Hudut kapısına geldim..Dağ başında..

Bosnalı gümrük polisi pasaportumu görünce “Aaa Türk.!” Dedi.. Elimi sıktı.. “Hoş geldiniz.” 
dedi. Cam kabin olmasa sarılacağız..

Diğer kabindeki memur da geldi.. O da aynı..

Tamam;  Bosnalıların bize yakın olduklarını biliyordum ama bu kadarını beklemiyordum..

Biraz sohbet ettik.. Bana Erdoğan'ı sordular..

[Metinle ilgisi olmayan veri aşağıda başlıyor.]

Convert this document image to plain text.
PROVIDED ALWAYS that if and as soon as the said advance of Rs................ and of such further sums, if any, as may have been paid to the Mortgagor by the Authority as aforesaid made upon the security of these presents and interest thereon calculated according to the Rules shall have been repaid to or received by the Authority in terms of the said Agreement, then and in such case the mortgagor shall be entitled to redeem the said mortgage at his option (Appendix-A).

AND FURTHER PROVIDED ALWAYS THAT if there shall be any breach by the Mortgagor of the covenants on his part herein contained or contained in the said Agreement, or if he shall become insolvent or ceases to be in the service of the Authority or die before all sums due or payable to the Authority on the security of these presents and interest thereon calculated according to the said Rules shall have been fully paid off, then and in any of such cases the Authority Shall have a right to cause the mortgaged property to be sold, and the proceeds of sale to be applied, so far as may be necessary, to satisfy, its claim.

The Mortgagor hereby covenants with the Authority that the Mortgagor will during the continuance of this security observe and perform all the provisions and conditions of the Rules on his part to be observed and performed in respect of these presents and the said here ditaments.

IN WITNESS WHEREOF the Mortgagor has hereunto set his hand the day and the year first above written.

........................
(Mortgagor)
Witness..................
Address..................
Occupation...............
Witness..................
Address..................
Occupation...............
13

“Siyasetle ilgilenmiyorum.. Oy dahi kullanmıyorum..... Erdoğan'ı da pek tasvip
etmiyorum..”  Dedim.

Memur bana; “ Sakın Bosna Hersek'te “Erdoğanı sevmiyorum” deme. Burada onun
çok hayranı var..” dedi..

Tamam, demem.. Başıma iş mi alacağım..

Ve işte Bosna Hersek'teyim..
  • IP logged

  • *
  • İleti: 92
Ynt: Motosikletle Avrupa Yollarında
#32: 04 Ekim 2019, 09:09:44
Mirza;

Mostar'a giden yollar çok dağlık ve virajlı.. Bu nedenle herhalde yollarda çok
motosikletli var.. Motosiklet sürücüleri böyle yolları seviyor..

Hemen hemen hepsi de selam veriyor..Ben de karşılık veriyorum..

Sonradan dikkatimi çekti, sadece tam güvenli giyinmiş olanlara selam
veriyorlar.. Öyle tişörtle, şortla sürenlere kimse selam vermiyor.. Hele kask
takmayanları adam yerine koymuyorlar..

Benzincide karşılaştığım bir guruptan (Alman)  öğrendiğime göre bu “Ride Safety”
selamıymış..

Yollarda o kadar çok viraj döndüm ki, viraj meraklısı olmayan ben “viraj kurdu”
oldum. Viraj hızım ikiye katlandı..

Mostar'a yakın bir kamp yeri buldum..Nehir kıyısında, çok güzel bir yer.. Kamp bomboş..
Benden başka kimse yok..

Kampın sahibi Müslüman bir Bosnalı. Adı Mirza ..Türkçe hiç bilmiyor.. Karısı ve çocuğu da
kampta kalıyor.. Bana kahve yaptılar, birlikte içtik..

Nehirin güzelliğine doyamadım.. Bu kadar geniş, berrak suyu olan ve güçlü akan
bir nehir görmemiştim..

Akşama doğru iki tane komşum oldu. Biri Alman, diğeri Fransız.. Karavanla
geziyorlar..  Bu kadar boş yer varken Fransız karavanı dibime çekti..  Bir de “rahatsız
etmiyorum di mi?” demez mi..   Pes doğrusu..

Akşam üzeri nehir boyunca yukarı doğru yürüdüm.. Dağlara kadar.. Yukarıda nehir
daha da hızlı akıyor.. Bu nehre vuruldum..

Sabah geç uyandım.  Biraz uyumuşum.  Kahvaltı hazırlığına başladım..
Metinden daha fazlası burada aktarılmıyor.